The history of music education is a long and winding road shaped by countless individuals, ideas, and events. Music education has been in a state of constant change for centuries. The question is, where do we want to be tomorrow?
While nothing quite compares to music education in supporting a child’s academic growth, we shouldn’t isolate it to the classroom. Studying music helps children develop socially and emotionally too, therefore it should be part of our everyday lives. When we are out on the streets or at home with our family or friends, we should feel free to sing out loud and make some noise!
Fortunately, we live in a truly marvelous time for music; we have access to almost the entire world’s output and history, on-demand, at any time.
Unfortunately, we are also still struggling with racism and xenophobia which leads to both intentional and unintentional biases against what gets heard and presented in educational settings.
What musical legacy are you receiving?
In North America, we have a large Western European Music Tradition that while rich, does have substantial limits when considered against global historical, cultural, rhythmic (think beats), and tonal (think scales) contexts. This is even before taking into account pre-existing biases that filter the music that reaches our ears.
By the time an educator is in front of a group of children, regardless of age, they have been shaped into a presentation format that really only encapsulates a segment of information that is at best described as bearing a colonial legacy.
What is happening now?
While the above does not inspire a lot of confidence in a diverse and inclusive approach to pedagogy, there is reason to be hopeful.
Technology has, in addition to making music available, also made communication on gaps in our approaches extremely visible. Civil unrest driven by pre-existing and growing social gaps in lower socio-economic and cultural groups has led to a sudden burst of concern and discussion around how best to represent all music in educational settings.
Educators are actively discussing how and what to present and leaning on expert representation from cultural communities that have been misrepresented, represented in racist or discriminatory ways, or completely absent from various curricula.
Danger: cancel culture vs. ‘lest we forget’
In many settings, certain music is being removed from classroom deployment due to its roots in a racist past. The question that we must wrestle with, and which may be situation-specific (i.e. what we do in kindergarten vs. with 10th graders), is whether or not we should ‘disappear’ these songs.

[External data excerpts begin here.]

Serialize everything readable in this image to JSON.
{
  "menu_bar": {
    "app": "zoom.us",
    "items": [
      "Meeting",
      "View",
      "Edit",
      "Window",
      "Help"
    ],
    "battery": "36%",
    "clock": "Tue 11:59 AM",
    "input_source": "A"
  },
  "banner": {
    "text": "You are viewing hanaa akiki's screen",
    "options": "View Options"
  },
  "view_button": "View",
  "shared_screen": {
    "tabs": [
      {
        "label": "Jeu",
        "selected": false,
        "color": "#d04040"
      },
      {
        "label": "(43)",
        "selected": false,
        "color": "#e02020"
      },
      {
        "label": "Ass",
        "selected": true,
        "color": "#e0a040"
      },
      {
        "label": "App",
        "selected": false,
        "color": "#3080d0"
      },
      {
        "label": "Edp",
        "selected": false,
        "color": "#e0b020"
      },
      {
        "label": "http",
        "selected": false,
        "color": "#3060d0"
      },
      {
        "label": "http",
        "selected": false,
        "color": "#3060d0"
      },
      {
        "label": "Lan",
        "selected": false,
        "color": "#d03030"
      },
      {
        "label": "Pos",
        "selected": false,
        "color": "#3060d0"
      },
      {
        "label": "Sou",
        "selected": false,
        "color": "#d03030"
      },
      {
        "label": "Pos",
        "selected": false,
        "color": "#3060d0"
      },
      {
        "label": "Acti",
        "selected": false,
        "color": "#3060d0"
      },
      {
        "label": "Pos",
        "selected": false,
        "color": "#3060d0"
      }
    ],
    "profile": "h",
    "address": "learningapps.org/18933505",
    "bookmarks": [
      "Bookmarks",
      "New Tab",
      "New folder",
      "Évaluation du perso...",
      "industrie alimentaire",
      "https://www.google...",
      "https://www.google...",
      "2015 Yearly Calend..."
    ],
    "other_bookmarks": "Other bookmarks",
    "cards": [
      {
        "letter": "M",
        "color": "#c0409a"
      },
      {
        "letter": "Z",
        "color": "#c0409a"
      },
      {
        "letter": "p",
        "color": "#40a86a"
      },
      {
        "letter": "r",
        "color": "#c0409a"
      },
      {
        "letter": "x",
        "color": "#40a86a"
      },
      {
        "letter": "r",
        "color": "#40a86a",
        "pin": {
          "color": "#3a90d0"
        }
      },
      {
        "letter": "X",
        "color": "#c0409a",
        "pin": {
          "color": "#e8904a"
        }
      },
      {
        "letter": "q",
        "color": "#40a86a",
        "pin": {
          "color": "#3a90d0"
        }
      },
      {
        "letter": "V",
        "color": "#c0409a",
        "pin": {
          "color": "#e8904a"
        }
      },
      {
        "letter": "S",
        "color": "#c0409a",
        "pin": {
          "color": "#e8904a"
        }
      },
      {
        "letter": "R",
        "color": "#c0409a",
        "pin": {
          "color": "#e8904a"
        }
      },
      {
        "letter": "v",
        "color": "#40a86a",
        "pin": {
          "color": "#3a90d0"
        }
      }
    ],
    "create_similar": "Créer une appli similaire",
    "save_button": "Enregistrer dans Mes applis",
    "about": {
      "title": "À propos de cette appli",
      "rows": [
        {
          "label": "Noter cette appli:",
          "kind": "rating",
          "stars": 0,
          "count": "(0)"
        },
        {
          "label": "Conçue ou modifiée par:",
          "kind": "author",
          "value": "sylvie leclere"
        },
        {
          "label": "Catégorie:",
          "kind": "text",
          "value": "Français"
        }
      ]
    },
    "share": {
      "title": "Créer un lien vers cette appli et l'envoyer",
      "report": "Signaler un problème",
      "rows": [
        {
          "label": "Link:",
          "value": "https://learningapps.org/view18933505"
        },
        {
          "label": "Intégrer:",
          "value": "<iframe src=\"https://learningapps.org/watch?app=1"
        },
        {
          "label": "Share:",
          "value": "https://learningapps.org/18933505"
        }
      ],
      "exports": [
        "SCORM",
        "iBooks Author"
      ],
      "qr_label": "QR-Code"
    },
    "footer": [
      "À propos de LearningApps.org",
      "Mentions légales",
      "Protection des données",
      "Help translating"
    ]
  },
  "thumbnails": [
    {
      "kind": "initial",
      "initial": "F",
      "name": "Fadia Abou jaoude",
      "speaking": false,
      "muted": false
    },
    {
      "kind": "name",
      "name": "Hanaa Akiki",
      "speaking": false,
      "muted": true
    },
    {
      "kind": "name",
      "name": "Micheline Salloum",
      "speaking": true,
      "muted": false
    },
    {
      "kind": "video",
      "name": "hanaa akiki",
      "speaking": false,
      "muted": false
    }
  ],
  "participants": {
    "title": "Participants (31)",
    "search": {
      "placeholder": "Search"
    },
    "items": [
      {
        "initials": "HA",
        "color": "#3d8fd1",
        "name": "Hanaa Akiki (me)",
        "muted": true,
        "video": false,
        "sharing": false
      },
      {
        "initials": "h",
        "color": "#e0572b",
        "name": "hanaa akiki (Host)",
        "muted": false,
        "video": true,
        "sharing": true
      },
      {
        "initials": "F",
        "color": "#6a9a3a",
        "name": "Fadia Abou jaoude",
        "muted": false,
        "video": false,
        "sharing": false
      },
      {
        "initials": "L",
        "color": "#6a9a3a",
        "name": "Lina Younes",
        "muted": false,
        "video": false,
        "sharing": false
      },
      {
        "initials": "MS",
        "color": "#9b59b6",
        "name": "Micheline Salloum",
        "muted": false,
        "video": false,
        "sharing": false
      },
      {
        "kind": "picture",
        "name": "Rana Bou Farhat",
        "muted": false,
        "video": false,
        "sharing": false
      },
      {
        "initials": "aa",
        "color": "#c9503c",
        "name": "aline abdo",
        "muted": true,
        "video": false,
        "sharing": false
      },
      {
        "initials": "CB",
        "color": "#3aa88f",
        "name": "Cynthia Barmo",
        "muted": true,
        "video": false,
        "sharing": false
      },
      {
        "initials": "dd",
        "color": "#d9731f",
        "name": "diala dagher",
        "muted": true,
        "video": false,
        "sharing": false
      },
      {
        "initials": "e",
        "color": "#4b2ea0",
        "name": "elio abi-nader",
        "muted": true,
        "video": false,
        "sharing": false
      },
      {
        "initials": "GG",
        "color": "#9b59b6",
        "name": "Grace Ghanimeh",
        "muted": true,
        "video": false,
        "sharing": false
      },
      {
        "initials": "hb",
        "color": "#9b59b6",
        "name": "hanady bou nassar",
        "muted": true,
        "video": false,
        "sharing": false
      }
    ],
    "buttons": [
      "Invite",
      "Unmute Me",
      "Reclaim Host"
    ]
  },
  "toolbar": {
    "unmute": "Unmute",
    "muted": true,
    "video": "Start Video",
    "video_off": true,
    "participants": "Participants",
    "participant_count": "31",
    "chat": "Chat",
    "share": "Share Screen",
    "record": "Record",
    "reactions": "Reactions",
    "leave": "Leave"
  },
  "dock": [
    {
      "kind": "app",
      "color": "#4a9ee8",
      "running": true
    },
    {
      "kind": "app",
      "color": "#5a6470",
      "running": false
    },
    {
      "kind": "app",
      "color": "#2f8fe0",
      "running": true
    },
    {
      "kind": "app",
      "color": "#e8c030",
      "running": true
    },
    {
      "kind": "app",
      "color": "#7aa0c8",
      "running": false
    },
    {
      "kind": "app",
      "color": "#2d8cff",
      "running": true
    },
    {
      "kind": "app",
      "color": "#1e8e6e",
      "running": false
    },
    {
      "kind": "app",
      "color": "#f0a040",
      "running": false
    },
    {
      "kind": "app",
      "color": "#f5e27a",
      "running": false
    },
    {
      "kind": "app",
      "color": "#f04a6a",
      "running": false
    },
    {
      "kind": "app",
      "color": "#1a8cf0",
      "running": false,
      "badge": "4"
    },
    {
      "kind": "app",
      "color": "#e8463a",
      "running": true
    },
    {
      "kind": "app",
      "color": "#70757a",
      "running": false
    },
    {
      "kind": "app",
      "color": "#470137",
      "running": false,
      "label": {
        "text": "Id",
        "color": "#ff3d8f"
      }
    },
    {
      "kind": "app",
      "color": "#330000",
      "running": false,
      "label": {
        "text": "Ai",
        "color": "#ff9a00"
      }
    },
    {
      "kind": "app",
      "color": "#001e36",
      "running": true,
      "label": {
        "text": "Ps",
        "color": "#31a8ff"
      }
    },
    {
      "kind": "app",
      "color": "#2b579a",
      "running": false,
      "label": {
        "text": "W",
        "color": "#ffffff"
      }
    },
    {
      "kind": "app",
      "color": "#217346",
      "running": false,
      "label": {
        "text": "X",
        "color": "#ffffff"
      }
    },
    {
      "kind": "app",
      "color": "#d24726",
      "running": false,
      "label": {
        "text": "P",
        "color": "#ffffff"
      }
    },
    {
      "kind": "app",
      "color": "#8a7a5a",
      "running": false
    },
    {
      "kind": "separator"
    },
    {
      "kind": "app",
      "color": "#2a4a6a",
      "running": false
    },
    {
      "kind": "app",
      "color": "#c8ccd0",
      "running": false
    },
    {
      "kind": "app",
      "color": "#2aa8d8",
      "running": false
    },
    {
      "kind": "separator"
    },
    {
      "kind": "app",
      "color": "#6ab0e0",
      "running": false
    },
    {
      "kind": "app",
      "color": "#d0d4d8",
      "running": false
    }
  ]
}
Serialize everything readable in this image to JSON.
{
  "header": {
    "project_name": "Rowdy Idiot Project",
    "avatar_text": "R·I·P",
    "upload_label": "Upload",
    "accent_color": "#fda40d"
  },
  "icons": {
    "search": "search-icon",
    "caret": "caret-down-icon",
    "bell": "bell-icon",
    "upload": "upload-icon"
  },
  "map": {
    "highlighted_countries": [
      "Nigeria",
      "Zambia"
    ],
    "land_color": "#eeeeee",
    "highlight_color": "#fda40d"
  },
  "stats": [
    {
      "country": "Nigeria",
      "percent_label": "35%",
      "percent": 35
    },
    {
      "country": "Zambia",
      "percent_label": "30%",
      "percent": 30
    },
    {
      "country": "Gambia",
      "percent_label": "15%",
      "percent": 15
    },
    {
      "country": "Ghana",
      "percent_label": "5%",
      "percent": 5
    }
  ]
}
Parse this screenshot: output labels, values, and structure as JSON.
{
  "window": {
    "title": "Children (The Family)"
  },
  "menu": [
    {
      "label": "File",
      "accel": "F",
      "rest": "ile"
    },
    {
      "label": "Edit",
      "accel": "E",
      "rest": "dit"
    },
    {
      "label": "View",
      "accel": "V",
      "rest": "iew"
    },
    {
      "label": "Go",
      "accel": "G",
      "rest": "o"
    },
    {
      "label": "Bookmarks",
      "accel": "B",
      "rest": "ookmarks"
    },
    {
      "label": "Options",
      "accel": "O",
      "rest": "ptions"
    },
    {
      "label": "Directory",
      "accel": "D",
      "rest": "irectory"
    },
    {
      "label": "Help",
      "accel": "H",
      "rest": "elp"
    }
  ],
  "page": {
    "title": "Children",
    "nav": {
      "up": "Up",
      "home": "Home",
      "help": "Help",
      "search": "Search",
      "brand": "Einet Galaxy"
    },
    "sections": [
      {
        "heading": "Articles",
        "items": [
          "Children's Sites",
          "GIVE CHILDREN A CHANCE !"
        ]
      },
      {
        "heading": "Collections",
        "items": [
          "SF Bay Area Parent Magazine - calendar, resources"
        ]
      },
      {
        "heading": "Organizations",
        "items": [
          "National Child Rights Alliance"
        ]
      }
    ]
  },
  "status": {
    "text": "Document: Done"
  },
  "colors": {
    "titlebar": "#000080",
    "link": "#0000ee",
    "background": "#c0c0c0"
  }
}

This is a highly challenging situation with two primary and vital considerations:
- The first is that as our world is multicultural, there is no room for racism in it.
- The second is that if the examples of our history are effectively erased, we run the risk of those lessons being repeated.
So, what should we do?
How can we teach sensitively and preserve the lessons of the past?
Ideally, an educator should be driven by some of the same motivations that we’d like to see in our children; curiosity, investigation, consultation, experimentation, and more, as an evolving and oft-repeated practice.
Over time we hope to improve ourselves as educators. We will also advance our approach to history through the music we choose to use in our classes, as well as deepen our roots in the communities we work with, for, and serve.
What are the benefits of considerate teaching to children?
Ideally, we would imagine a musical learning journey from childcare through high school graduation. Through an age-appropriate process that includes why we learn, sing and play the songs we do – even when they are challenging because they represent less than ideal parts of our history as people – children transition from no musical understanding to a rich, holistic understanding of music, history, culture and beyond.
The goal is to take an approach to breed sensitivity through the easiest cultural bride that exists to humans: music.
Why should you teach about culture and history in music education?
An educator that cares and feels passionate about what they teach is felt by the children and families that they interact with. They are the ones that make the biggest impact.
We also have a responsibility to leave the world a better place than when we entered it.
Connecting through music is easier than connecting in any other academic area, and has more benefits than in other areas, including communication, organization, collaboration, and completion skills…all of which are vital to adult and professional life. By including a sensitive approach to culture and history through music, we are laying a path for a better tomorrow.